Abstract Body (Do not enter title and authors here): Introduction:
Sterile inflammation is increasingly recognized as a key contributor to heart failure (HF) progression, yet the lack of clearly defined molecular mechanisms has limited the development of targeted therapies. Among proposed triggers, mitochondrial damage-associated molecular patterns (MitoDAMPs)—immunogenic molecules released from injured mitochondria—are elevated in the circulation of HF patients. Since mitochondria are frequently exported within extracellular vesicles (EVs), we hypothesized that mitochondria-containing extracellular vesicles (EV-Mito), a previously unrecognized subclass of circulating EVs, may act as immune-activating mediators in HF.

Methods and Results:
Plasma samples from patients with Stage D HFrEF (n=12) and healthy controls (n=12) were analyzed by flow cytometry using mitochondrial- and cytoplasmic-specific dyes. EV-Mito, defined as double-positive microparticles, were increased 3-fold in HF patients compared to controls (p = 0.0423) and accounted for over 70% of total plasma microparticles. EV-Mito isolated from HF plasma by size-exclusion chromatography followed by flow sorting induced robust IL1B and TNFα production in macrophages, confirming their immunogenicity. Surface marker profiling revealed CD14 enrichment, implicating monocytes as a primary source of EV-Mito in HF circulation.

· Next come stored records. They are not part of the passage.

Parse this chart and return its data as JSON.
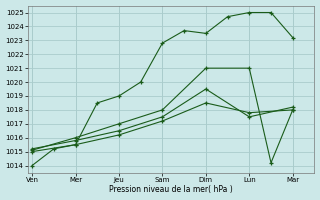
{
  "xlabel": "Pression niveau de la mer( hPa )",
  "background_color": "#cce8e8",
  "grid_color": "#aacccc",
  "line_color": "#1a5c1a",
  "ylim": [
    1013.5,
    1025.5
  ],
  "yticks": [
    1014,
    1015,
    1016,
    1017,
    1018,
    1019,
    1020,
    1021,
    1022,
    1023,
    1024,
    1025
  ],
  "x_labels": [
    "Ven",
    "Mer",
    "Jeu",
    "Sam",
    "Dim",
    "Lun",
    "Mar"
  ],
  "x_tick_pos": [
    0,
    2,
    4,
    6,
    8,
    10,
    12
  ],
  "xlim": [
    -0.2,
    13.0
  ],
  "series": [
    {
      "x": [
        0,
        1,
        2,
        3,
        4,
        5,
        6,
        7,
        8,
        9,
        10,
        11,
        12
      ],
      "y": [
        1014.0,
        1015.2,
        1015.5,
        1018.5,
        1019.0,
        1020.0,
        1022.8,
        1023.7,
        1023.5,
        1024.7,
        1025.0,
        1025.0,
        1023.2
      ]
    },
    {
      "x": [
        0,
        2,
        4,
        6,
        8,
        10,
        12
      ],
      "y": [
        1015.0,
        1015.5,
        1016.2,
        1017.2,
        1018.5,
        1017.8,
        1018.0
      ]
    },
    {
      "x": [
        0,
        2,
        4,
        6,
        8,
        10,
        12
      ],
      "y": [
        1015.2,
        1015.8,
        1016.5,
        1017.5,
        1019.5,
        1017.5,
        1018.2
      ]
    },
    {
      "x": [
        0,
        2,
        4,
        6,
        8,
        10,
        11,
        12
      ],
      "y": [
        1015.1,
        1016.0,
        1017.0,
        1018.0,
        1021.0,
        1021.0,
        1014.2,
        1018.0
      ]
    }
  ]
}
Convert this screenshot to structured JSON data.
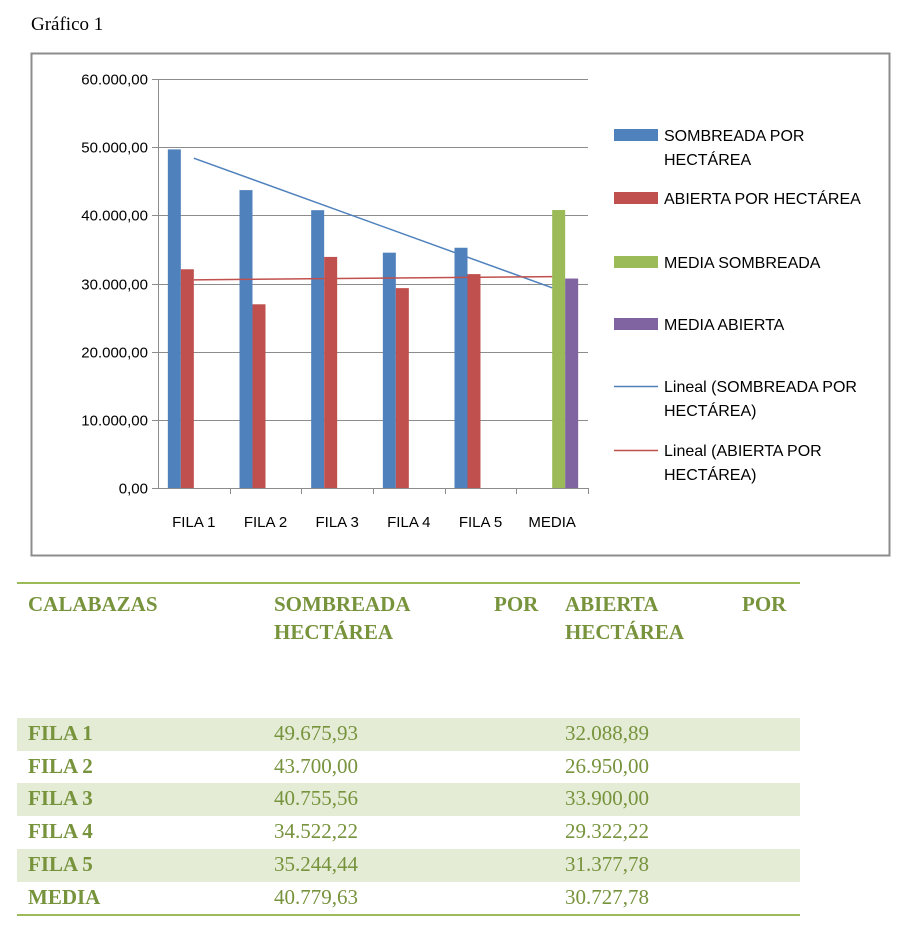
{
  "caption": "Gráfico 1",
  "chart_data": {
    "type": "bar",
    "title": "",
    "categories": [
      "FILA 1",
      "FILA 2",
      "FILA 3",
      "FILA 4",
      "FILA 5",
      "MEDIA"
    ],
    "series": [
      {
        "name": "SOMBREADA POR HECTÁREA",
        "legend_lines": [
          "SOMBREADA POR",
          "HECTÁREA"
        ],
        "color": "#4f81bd",
        "values": [
          49675.93,
          43700.0,
          40755.56,
          34522.22,
          35244.44,
          null
        ]
      },
      {
        "name": "ABIERTA POR HECTÁREA",
        "legend_lines": [
          "ABIERTA POR HECTÁREA"
        ],
        "color": "#c0504d",
        "values": [
          32088.89,
          26950.0,
          33900.0,
          29322.22,
          31377.78,
          null
        ]
      },
      {
        "name": "MEDIA SOMBREADA",
        "legend_lines": [
          "MEDIA SOMBREADA"
        ],
        "color": "#9bbb59",
        "values": [
          null,
          null,
          null,
          null,
          null,
          40779.63
        ]
      },
      {
        "name": "MEDIA ABIERTA",
        "legend_lines": [
          "MEDIA ABIERTA"
        ],
        "color": "#8064a2",
        "values": [
          null,
          null,
          null,
          null,
          null,
          30727.78
        ]
      }
    ],
    "trendlines": [
      {
        "name": "Lineal (SOMBREADA POR HECTÁREA)",
        "legend_lines": [
          "Lineal (SOMBREADA POR",
          "HECTÁREA)"
        ],
        "of_series": 0,
        "color": "#4f81bd"
      },
      {
        "name": "Lineal (ABIERTA POR HECTÁREA)",
        "legend_lines": [
          "Lineal (ABIERTA POR",
          "HECTÁREA)"
        ],
        "of_series": 1,
        "color": "#c0504d"
      }
    ],
    "yticks": [
      "0,00",
      "10.000,00",
      "20.000,00",
      "30.000,00",
      "40.000,00",
      "50.000,00",
      "60.000,00"
    ],
    "ylim": [
      0,
      60000
    ],
    "xlabel": "",
    "ylabel": "",
    "grid": true,
    "legend": "right"
  },
  "table": {
    "headers": [
      {
        "line1": "CALABAZAS",
        "line2": ""
      },
      {
        "line1": "SOMBREADA",
        "line1b": "POR",
        "line2": "HECTÁREA"
      },
      {
        "line1": "ABIERTA",
        "line1b": "POR",
        "line2": "HECTÁREA"
      }
    ],
    "rows": [
      {
        "label": "FILA 1",
        "sombreada": "49.675,93",
        "abierta": "32.088,89"
      },
      {
        "label": "FILA 2",
        "sombreada": "43.700,00",
        "abierta": "26.950,00"
      },
      {
        "label": "FILA 3",
        "sombreada": "40.755,56",
        "abierta": "33.900,00"
      },
      {
        "label": "FILA 4",
        "sombreada": "34.522,22",
        "abierta": "29.322,22"
      },
      {
        "label": "FILA 5",
        "sombreada": "35.244,44",
        "abierta": "31.377,78"
      },
      {
        "label": "MEDIA",
        "sombreada": "40.779,63",
        "abierta": "30.727,78"
      }
    ]
  }
}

Mechanistically, mitochondrial DNA (mtDNA) activation of Toll-like receptor 9 (TLR9) in THP-1 monocytes induced mitochondrial dysfunction and impaired autophagy via disruption of the PI3K-III Complex II, resulting in EV-Mito release. Given the known role of NAD+ in preserving mitochondrial health, we tested nicotinamide riboside (an NAD+ precursor) supplementation in cultured monocytes and in HFrEF patients. While patient data are pending, NAD+ augmentation in primary monocytes preserved mitochondrial integrity and significantly reduced EV-Mito release by 30% (p = 0.0118).

Conclusion:
These findings identify EV-Mito as a mechanistically distinct and targetable mediator of inflammation in HF. By preventing their release, NAD+ augmentation offers a clinically feasible anti-inflammatory strategy with potential to improve outcomes in HF patients.